Hedgerow near Cridmore Farm © Graham Horn (cc-by-sa/2.0)
Just over 70% of the UK’s land is used for agricultural purposes (DEFRA, 2017) … that’s a lot! As such, the condition of all of this land has the potential to ‘make or break’ UK wildlife. If all of the UK’s agricultural land was diverse, eco-friendly and contained valuable habitat for biodiversity to thrive in, can you imagine how rich and teeming with wildlife our nation would be as a whole? Many farmers are mindful of wildlife and take steps to incorporate nature conservation on their farmland, and we need to support more farmers to run farms like this.
It is clear, then, that farmers hold an important key that could lead us to a healthier, greener future. The way in which they manage their land, including which natural features are incorporated into the land, are big determinants of what animals and plants will thrive in the area. Farmland ponds are a haven for amphibians, dragonflies and reptiles and patches of grassland and woodland provide ideal habitat for a whole range of different animals, from our larger mammals to the smaller invertebrates.
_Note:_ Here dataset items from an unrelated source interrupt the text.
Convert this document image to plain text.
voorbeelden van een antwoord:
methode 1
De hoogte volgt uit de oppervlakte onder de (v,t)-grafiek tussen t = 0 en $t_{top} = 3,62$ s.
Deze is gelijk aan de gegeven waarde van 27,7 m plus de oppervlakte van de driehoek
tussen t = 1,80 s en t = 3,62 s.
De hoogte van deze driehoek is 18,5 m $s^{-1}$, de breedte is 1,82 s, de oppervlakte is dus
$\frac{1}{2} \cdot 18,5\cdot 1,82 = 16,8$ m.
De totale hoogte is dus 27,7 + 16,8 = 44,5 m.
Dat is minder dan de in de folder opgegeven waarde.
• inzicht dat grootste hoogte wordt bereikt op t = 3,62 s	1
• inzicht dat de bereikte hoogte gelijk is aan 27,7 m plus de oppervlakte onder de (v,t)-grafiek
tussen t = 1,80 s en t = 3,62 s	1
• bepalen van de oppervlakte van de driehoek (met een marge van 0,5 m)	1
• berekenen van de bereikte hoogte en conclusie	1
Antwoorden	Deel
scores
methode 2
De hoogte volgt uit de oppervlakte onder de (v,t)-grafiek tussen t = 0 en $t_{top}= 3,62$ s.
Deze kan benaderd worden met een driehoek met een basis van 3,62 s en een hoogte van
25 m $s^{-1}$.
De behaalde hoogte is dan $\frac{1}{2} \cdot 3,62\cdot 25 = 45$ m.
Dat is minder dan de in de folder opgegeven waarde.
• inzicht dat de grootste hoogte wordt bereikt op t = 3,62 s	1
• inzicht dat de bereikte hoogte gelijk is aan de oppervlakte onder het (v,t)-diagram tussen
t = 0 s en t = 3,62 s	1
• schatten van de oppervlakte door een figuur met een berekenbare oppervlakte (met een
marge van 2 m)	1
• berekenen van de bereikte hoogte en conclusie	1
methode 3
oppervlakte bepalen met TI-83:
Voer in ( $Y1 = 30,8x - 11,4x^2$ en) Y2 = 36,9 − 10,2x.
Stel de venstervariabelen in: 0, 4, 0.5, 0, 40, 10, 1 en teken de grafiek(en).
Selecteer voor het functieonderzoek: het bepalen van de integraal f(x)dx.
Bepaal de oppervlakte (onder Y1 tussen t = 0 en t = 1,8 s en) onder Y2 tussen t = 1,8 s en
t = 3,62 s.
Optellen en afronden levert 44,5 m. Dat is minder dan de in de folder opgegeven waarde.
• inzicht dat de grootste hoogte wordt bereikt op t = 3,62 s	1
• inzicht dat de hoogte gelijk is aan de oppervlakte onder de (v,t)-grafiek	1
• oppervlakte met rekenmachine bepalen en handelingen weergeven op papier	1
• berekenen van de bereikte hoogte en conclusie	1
Farm Pond © Nigel Mykura (cc-by-sa/2.0)
Wildlife-friendly farming (or, ‘ecological intensification’) is where nature conservation methods are incorporated into farming practices. This can include a range of techniques, such as; reducing the amount of pesticides used, using mixed crop regimes or even removing a small percentage of the crops at the field edge to replace with ‘wildlife habitat’. This last technique (despite the initial removal of crops) has actually been shown to increase crop yield at those field edges that lay next to the new ‘wildlife habitat’ (Pywell et al., 2015).
Smaller acts of kindness for wildlife are important too though, and a positive attitude towards nature conservation goes a long way. By leaving a few native vegetation patches to grow wild, planting native species around the field edge, or putting up a bat and bird boxes in some onsite trees, farmers can increase the ability of their land to support an assortment of local biodiversity.
Bat Box Photo © M J Richardson (cc-by-sa/2.0)
Farmers can make a real difference to our natural world and have the potential to help recover much of the lost wildlife across the UK. We should strive to implement farming practices that both maximise farming output and enhance biodiversity. But, like many things, this is best achieved by working together, and we must support farmers on their quest to make farms more wildlife-friendly.